Monday, November 14, 2011
The attitude towards science
There is no fixed amount of knowledge, even not at a certain moment. I have asserted this in my last blog and I have explained it in previous blogs. But besides that, I think that the idea there is shows a wrong attitude towards knowledge. It’s a bit like: that’s what we have already. Although it is true that today we “know” a lot more than in the past and that there are good reasons to value it, I think that for a scientist it is the wrong attitude. This becomes clear when we consider what knowledge is: justified true belief, as a standard definition runs. But already this rough definition, which goes back to Plato and which since then has been the starting point for any discussion on what knowledge is (albeit often in the background), raises a lot of questions, such as: When is a belief justified? What is true? What is a belief? For whom does this belief exist? And for each answer, many new questions can be raised. It is not without reason that Karl R. Popper came to the conclusion that “we can never rationally justify a theory … but we can, if we are lucky, rationally justify a preference for one theory out of a set of competing theories, for the time being”. The presently accepted theory is nothing more than the best approximation to the truth we have. (Popper, Objective Knowledge, p. 82) In other words, the right attitude towards knowledge is not: that’s what we have but, as once a Dutch electronics company said, “Let’s make things better”. This can be reached only by not taking the “facts”, the knowledge we have gathered, as a starting point but by starting from the method to come to the facts: Popper’s method of conjectures and refutations, or rather any method that leads to a critical attitude towards the facts. It is the scientific skepticism of Descartes (and before him already Montaigne). That’s one pillar of knowledge.
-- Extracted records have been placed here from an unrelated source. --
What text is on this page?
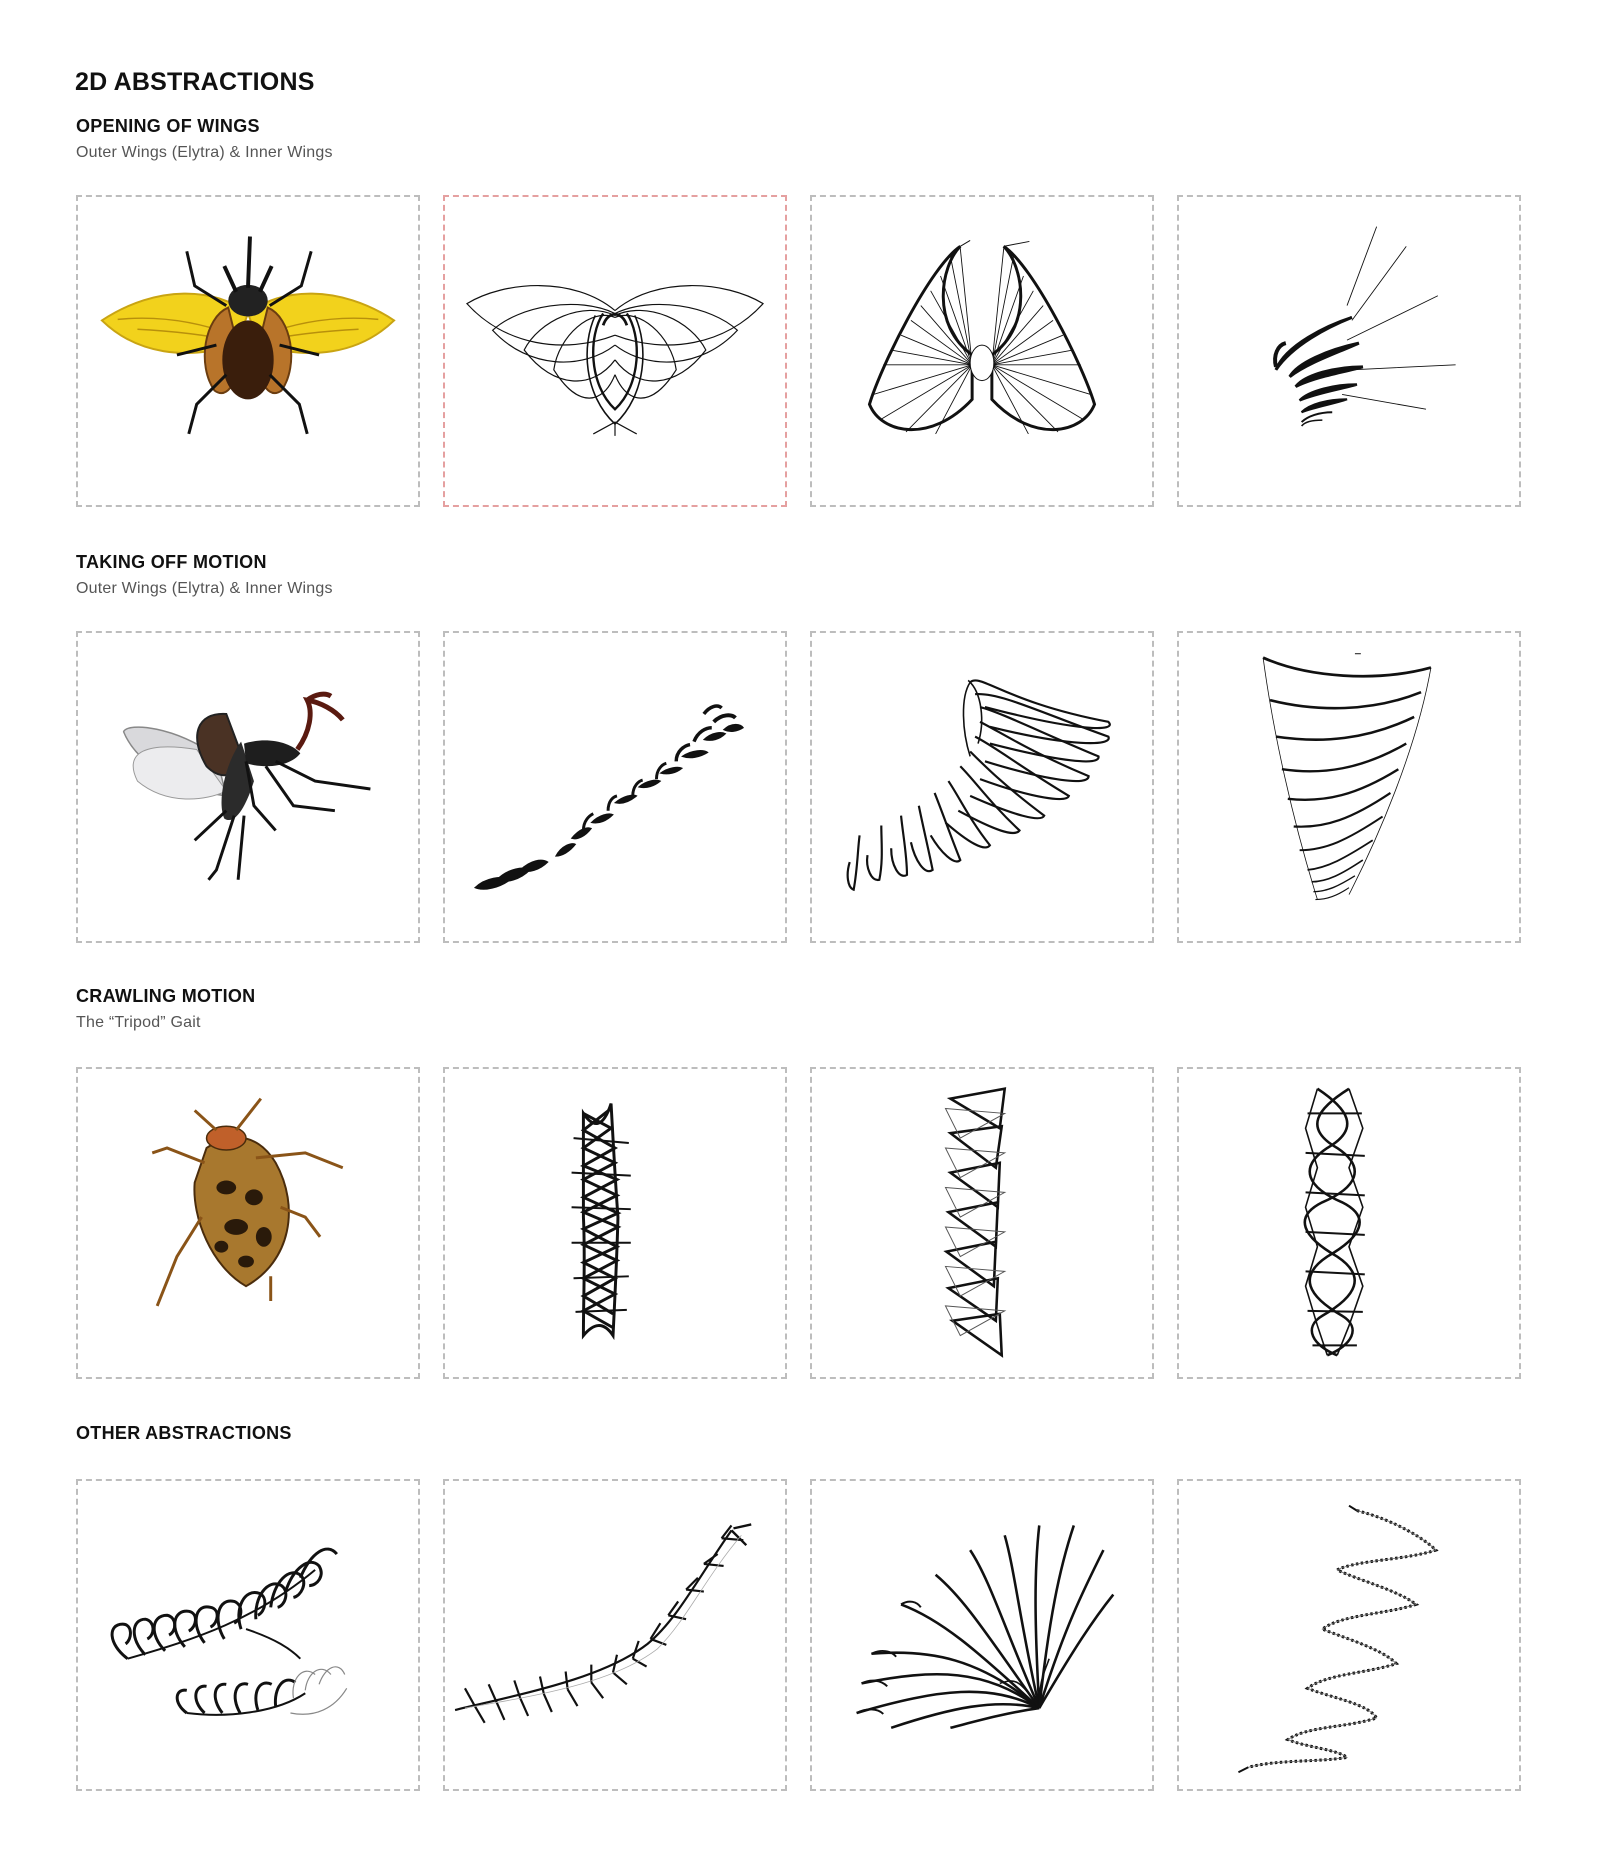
2D ABSTRACTIONS
OPENING OF WINGS
Outer Wings (Elytra) & Inner Wings
TAKING OFF MOTION
Outer Wings (Elytra) & Inner Wings
CRAWLING MOTION
The “Tripod” Gait
OTHER ABSTRACTIONS
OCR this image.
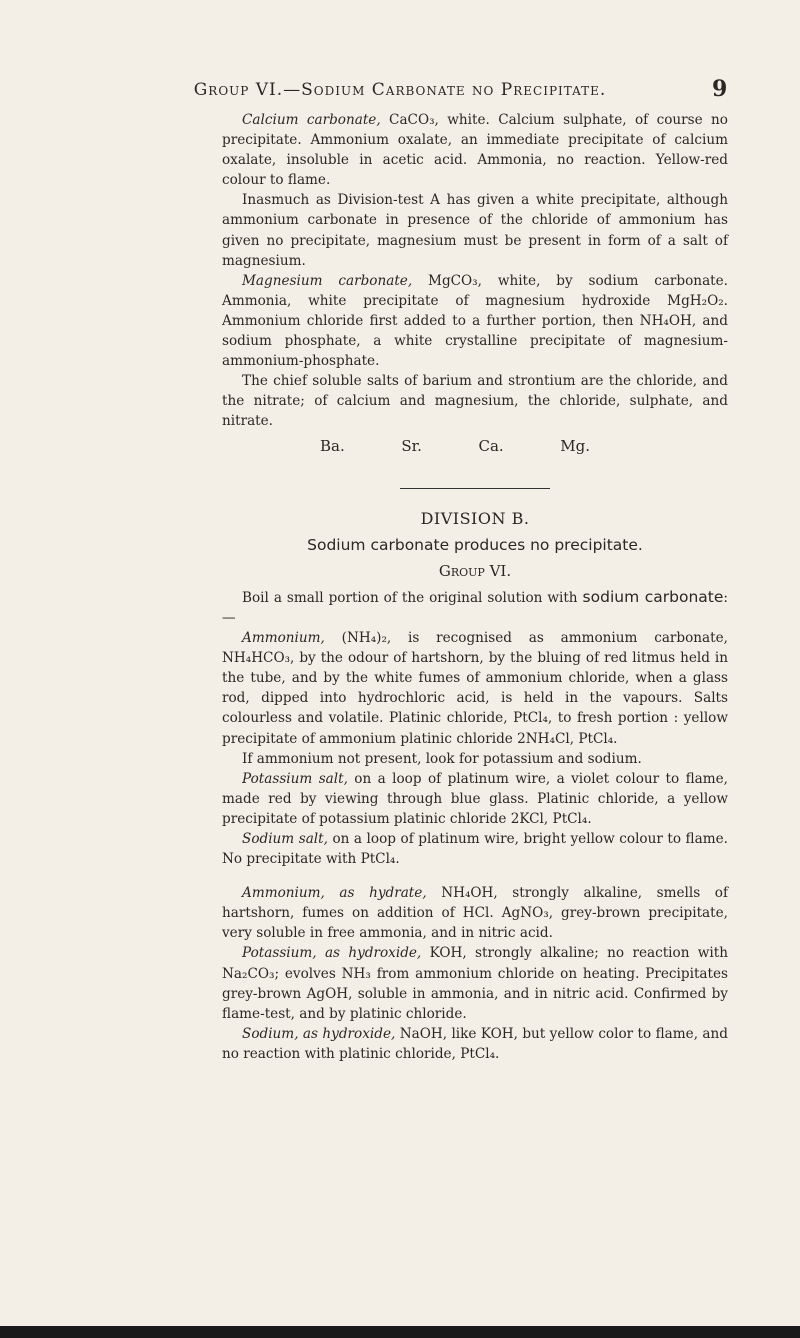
Group VI.—Sodium Carbonate no Precipitate.	9

Calcium carbonate, CaCO₃, white. Calcium sulphate, of course no precipitate. Ammonium oxalate, an immediate precipitate of calcium oxalate, insoluble in acetic acid. Ammonia, no reaction. Yellow-red colour to flame.

Inasmuch as Division-test A has given a white precipitate, although ammonium carbonate in presence of the chloride of ammonium has given no precipitate, magnesium must be present in form of a salt of magnesium.

Magnesium carbonate, MgCO₃, white, by sodium carbonate. Ammonia, white precipitate of magnesium hydroxide MgH₂O₂. Ammonium chloride first added to a further portion, then NH₄OH, and sodium phosphate, a white crystalline precipitate of magnesium-ammonium-phosphate.

The chief soluble salts of barium and strontium are the chloride, and the nitrate; of calcium and magnesium, the chloride, sulphate, and nitrate.

Ba.	Sr.	Ca.	Mg.
DIVISION B.
Sodium carbonate produces no precipitate.
Group VI.

Boil a small portion of the original solution with sodium carbonate:—

Ammonium, (NH₄)₂, is recognised as ammonium carbonate, NH₄HCO₃, by the odour of hartshorn, by the bluing of red litmus held in the tube, and by the white fumes of ammonium chloride, when a glass rod, dipped into hydrochloric acid, is held in the vapours. Salts colourless and volatile. Platinic chloride, PtCl₄, to fresh portion : yellow precipitate of ammonium platinic chloride 2NH₄Cl, PtCl₄.

If ammonium not present, look for potassium and sodium.

Potassium salt, on a loop of platinum wire, a violet colour to flame, made red by viewing through blue glass. Platinic chloride, a yellow precipitate of potassium platinic chloride 2KCl, PtCl₄.

Sodium salt, on a loop of platinum wire, bright yellow colour to flame. No precipitate with PtCl₄.

Ammonium, as hydrate, NH₄OH, strongly alkaline, smells of hartshorn, fumes on addition of HCl. AgNO₃, grey-brown precipitate, very soluble in free ammonia, and in nitric acid.

Potassium, as hydroxide, KOH, strongly alkaline; no reaction with Na₂CO₃; evolves NH₃ from ammonium chloride on heating. Precipitates grey-brown AgOH, soluble in ammonia, and in nitric acid. Confirmed by flame-test, and by platinic chloride.

Sodium, as hydroxide, NaOH, like KOH, but yellow color to flame, and no reaction with platinic chloride, PtCl₄.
The other pillar or at least another pillar is, of course, man, the one who makes knowledge and for whom knowledge is made. But man as such does not exist; only individual men and women do, and this is the other reason that there is no knowledge as such but only knowledge for someone (or for a community of kindred spirits at most), as Karl-Otto Apel explained. Therefore a characterization of knowledge as methodically justified interpreted belief would better fit with what scientists actually do.